Joseph Creek flows North from Joseph Mountain through the City of Cranbrook and into the St. Mary’s River. Historically this creek was considered “the most important juvenile (trout) recruitment stream in the lower St. Mary River drainage.” (Duncan, 2014) . A significant fishery resource, this was also a cultural gathering place for the Ktunaxa Nation and the Aq’am people. In 1898 when the Canadian Pacific Railway established the Crowsnest Pass line through the Kootenay’s, Cranbrook became the major centre of the region and in 1905, Cranbrook was incorporated as a city. Since this time, the community and the region has been developing and changing, growing and influencing the land around them. The creek has been used as a drinking water source, channelized, used as a storm water management system and recreation amenity. In the 1920’s the creek was dammed and the Idlewild reservoir was created – the primary drinking water source for Cranbrook. The creek and the reservoir remained the Cities drinking water source until the mid-1970’s, when the Phillips Reservoir was created. The Phillips Reservoir, currently one of the Cities primary sources of drinking water infrastructure, is located South of Cranbrook along the Gold Creek Road and is supplemented by Gold Creek through a diversion. (Appendix A – Drainage Map)

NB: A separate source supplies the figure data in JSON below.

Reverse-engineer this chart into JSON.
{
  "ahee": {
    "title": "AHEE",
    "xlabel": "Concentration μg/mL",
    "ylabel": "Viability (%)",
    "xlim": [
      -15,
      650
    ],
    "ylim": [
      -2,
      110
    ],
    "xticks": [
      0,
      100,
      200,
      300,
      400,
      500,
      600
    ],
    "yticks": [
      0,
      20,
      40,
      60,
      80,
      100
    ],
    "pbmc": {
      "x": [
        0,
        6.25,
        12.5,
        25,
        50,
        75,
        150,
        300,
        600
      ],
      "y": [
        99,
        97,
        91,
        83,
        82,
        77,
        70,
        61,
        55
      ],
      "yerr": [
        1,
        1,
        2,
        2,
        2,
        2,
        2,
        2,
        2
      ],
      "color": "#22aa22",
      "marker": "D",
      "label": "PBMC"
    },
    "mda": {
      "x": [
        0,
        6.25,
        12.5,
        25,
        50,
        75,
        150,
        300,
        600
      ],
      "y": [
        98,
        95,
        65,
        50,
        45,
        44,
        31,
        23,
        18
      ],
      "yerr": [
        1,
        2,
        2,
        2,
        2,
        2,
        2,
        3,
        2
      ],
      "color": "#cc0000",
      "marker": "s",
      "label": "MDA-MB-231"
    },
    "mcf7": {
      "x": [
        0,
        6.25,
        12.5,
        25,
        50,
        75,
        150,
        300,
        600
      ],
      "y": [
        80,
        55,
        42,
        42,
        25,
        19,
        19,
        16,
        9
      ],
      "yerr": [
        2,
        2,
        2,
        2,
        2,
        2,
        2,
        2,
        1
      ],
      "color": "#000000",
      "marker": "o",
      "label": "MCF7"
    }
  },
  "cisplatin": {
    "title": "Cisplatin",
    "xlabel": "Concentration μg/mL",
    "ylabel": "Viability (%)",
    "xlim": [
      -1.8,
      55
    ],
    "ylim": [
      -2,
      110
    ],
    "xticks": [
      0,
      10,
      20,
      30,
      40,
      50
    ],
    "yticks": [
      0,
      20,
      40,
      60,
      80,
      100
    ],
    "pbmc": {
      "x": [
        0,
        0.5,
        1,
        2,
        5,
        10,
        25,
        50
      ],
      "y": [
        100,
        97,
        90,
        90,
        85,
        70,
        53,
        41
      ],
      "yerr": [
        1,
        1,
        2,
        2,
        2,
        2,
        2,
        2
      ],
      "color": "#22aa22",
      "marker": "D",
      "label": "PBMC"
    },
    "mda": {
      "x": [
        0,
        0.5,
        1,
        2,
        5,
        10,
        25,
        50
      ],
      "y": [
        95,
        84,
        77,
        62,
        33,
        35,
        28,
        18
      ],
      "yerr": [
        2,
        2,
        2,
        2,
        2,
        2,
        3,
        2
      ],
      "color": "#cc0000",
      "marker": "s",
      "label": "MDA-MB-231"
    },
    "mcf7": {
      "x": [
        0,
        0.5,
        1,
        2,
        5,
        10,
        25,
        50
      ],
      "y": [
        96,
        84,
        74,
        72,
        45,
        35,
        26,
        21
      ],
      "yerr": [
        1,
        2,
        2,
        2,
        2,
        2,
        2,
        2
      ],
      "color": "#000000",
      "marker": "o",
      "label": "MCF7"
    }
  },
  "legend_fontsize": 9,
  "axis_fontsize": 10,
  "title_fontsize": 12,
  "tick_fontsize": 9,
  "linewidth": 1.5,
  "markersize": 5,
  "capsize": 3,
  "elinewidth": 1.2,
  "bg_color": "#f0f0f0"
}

Today the creek is not functioning as a healthy ecosystem. Development, sedimentation, encroachment, water use/requirements, urbanization, invasive species, habitat destruction, infrastructure requirements and years of channelization have significantly affected the health of the creek. Several studies and reports have been conducted over the last several decades, documenting the creeks ecosystem health, as well as the influences on this. Much of these reports provide prescriptions as to how to restore a functioning ecosystem for specific species – highlighting specific creek functions and/or species-specific restoration requirements. However, often these prescriptions do not consider the multi-dimensional influences of the creek, nor the cultural values, community knowledge and infrastructure requirements of this system.

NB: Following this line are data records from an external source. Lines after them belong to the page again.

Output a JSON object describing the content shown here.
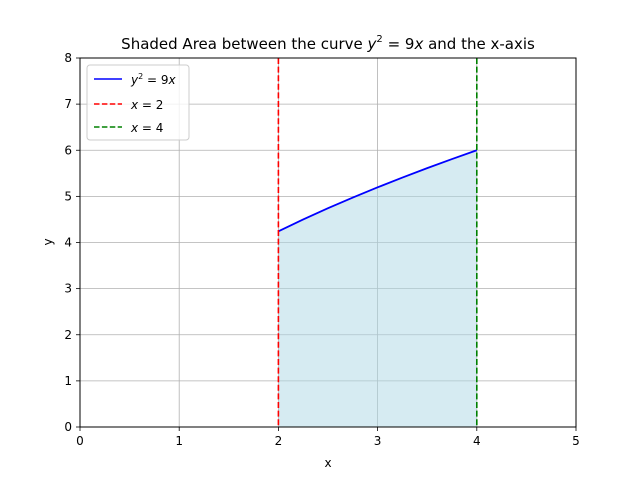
{
  "chart_data": {
    "type": "line",
    "title": "Shaded Area between the curve y² = 9x and the x-axis",
    "title_parts": {
      "prefix": "Shaded Area between the curve ",
      "y": "y",
      "exp": "2",
      "eq": " = 9",
      "x": "x",
      "suffix": " and the x-axis"
    },
    "xlabel": "x",
    "ylabel": "y",
    "xlim": [
      0,
      5
    ],
    "ylim": [
      0,
      8
    ],
    "xticks": [
      0,
      1,
      2,
      3,
      4,
      5
    ],
    "yticks": [
      0,
      1,
      2,
      3,
      4,
      5,
      6,
      7,
      8
    ],
    "xtick_labels": [
      "0",
      "1",
      "2",
      "3",
      "4",
      "5"
    ],
    "ytick_labels": [
      "0",
      "1",
      "2",
      "3",
      "4",
      "5",
      "6",
      "7",
      "8"
    ],
    "grid": true,
    "legend_position": "top-left",
    "curve": {
      "equation": "y = sqrt(9x)",
      "x": [
        2.0,
        2.25,
        2.5,
        2.75,
        3.0,
        3.25,
        3.5,
        3.75,
        4.0
      ],
      "y": [
        4.243,
        4.5,
        4.743,
        4.975,
        5.196,
        5.408,
        5.612,
        5.809,
        6.0
      ],
      "color": "#0000ff"
    },
    "vlines": [
      {
        "x": 2,
        "color": "#ff0000",
        "style": "dashed"
      },
      {
        "x": 4,
        "color": "#008000",
        "style": "dashed"
      }
    ],
    "fill": {
      "x_from": 2,
      "x_to": 4,
      "color": "#add8e6",
      "alpha": 0.5
    },
    "legend": [
      {
        "id": "curve",
        "color": "#0000ff",
        "style": "solid",
        "lhs_var": "y",
        "lhs_exp": "2",
        "rhs_prefix": " = 9",
        "rhs_var": "x"
      },
      {
        "id": "x2",
        "color": "#ff0000",
        "style": "dashed",
        "lhs_var": "x",
        "rhs_prefix": " = 2"
      },
      {
        "id": "x4",
        "color": "#008000",
        "style": "dashed",
        "lhs_var": "x",
        "rhs_prefix": " = 4"
      }
    ]
  }
}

Over the last several decades, various organizations and groups have worked to improve the creek though cleanup efforts, park developments, habitat enhancement, recreation amenities and education programs. Today the community is looking to continue these efforts with a positive, constructive, collaborative approach, focusing on solutions, science, innovation and opportunities.

Many people in our community, especially our children, have a disconnect to nature and natural spaces – technology, urbanization and societal pressures have changed the experience and interactions, people once had with the outdoors. Much of our society has not participated in the outdoors and although there is renewed interest many don’t know how to do this. As the population ages and people near retirement there is a certain amount of nostalgia that people feel towards the Creek – how it used to be, how they used to interact with it and how they want the next generations to see it. The leadership of the day and the scientific community now have a greater understanding as to the value that ecosystems, nature connection and the role that water plays in a healthy community. With this new understanding and a change in the demographics of our community we are seeing shifts in how people value and interact with the natural environment.

The Joseph Creek Restoration Project is organized by Columbia Outdoor School with the support of a group of community partners including the College of the Rockies, School District #5, the Ktunaxa Nation, Aq’am Community, the City of Cranbrook, and the Regional District of the East Kootenay.